ZAFER: BÜYÜK MİSAFİRPERVERLİK GÖRDÜM
Özel temsilci Şerik Zafer ise Görmez'e kabulünden dolayı teşekkür ederek, "Sayın Başkan, bizi kabul ettiğiniz için çok teşekkür ederim. Bu benim için büyük bir onurdur" dedi. Diyanet İşleri Başkanlığının kurumsallaştığı pek çok ülkeye gittiğinin altını çizen Zafer, gördüğü misafirperverlik karşısında etkilendiğini kaydetti. Görmez'in liderliğinin bölgedeki önemine dikkat çeken Zafer, şunları söyledi; "Avrupa da dahil olmak üzere pek çok yerde Diyanet’in kurumsallaştığı ülkeleri gezme şansım oldu. Bu ziyaret ettiğim camilerde ve burada çok büyük bir misafirperverlik ve hoşgörü gördüm. Sizin Başkanlığınızda Diyanet’i tebrik ediyorum. Müslüman toplumlarla ilişkiyi sağlamak üzere Başkan Obama tarafından görevlendirildim. Görev tanımım, Müslüman ülkeler ya da nüfusunun çoğunluğunun Müslüman olduğu ülkelerle ilişkilerimizi geliştirmek ve ortak yapabileceğimiz çalışmalar üzerinde konuşmak."

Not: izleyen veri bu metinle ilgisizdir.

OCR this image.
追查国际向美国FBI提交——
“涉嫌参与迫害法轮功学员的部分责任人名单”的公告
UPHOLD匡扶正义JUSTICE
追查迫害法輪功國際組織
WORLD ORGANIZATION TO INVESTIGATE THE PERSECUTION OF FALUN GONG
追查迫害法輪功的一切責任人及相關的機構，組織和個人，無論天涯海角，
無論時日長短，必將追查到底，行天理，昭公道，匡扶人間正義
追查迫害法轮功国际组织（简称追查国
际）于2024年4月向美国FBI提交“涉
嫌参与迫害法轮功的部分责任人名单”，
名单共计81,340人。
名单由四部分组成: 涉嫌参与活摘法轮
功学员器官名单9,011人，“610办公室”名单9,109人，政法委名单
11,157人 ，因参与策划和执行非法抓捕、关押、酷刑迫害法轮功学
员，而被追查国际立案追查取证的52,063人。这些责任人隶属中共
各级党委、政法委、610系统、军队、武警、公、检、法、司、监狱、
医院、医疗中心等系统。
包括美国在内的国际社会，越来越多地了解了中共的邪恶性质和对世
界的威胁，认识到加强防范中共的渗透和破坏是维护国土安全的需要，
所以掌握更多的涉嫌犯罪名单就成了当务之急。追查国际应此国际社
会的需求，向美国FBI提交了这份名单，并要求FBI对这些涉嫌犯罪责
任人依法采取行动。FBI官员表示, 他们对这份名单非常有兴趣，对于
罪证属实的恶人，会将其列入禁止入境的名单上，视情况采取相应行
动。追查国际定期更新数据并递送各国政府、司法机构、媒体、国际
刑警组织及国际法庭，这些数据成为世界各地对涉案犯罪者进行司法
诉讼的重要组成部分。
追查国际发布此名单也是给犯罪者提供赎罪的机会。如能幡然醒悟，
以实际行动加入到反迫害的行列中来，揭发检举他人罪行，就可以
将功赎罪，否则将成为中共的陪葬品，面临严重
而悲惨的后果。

'LİDERLİĞİNİZ OLDUKÇA ÖNEM ARZ EDİYOR'
"Ben şuna inanıyorum ki, ortaklık yapabileceğimiz pek çok alan var. Temiz bir çevreye sahip olmak, büyüyen bir ekonomiye sahip olmak, barış ve güvenliği sağlamak bu konulardan bazılarıdır. Ama sizin de söylediğiniz gibi pek çok zorluklarla karşı karşıyayız. IŞİD, El-Kaide gibi gruplar maalesef bizim dinimizi yanlış bir şekilde kullanıp anlatıyorlar. Bu bağlamda elbette sizin Başkanlığınız ve yapmış olduğunuz liderlik çok büyük önem arz ediyor. Çünkü bu şekilde ancak bu grupların yaptıklarının İslam ile uzaktan yakından ilişkisi olmadığının anlatılması açısından önemli ve gençlerle bağlantının sağlanması açısından sizin yaptığınız çalışmalar son derece önemlidir. İslamofobi, Müslüman karşıtlığı bir dil kullanılması ve bunun pek çok ülkede kullanılması da bir diğer karşılaştığımız zorluk."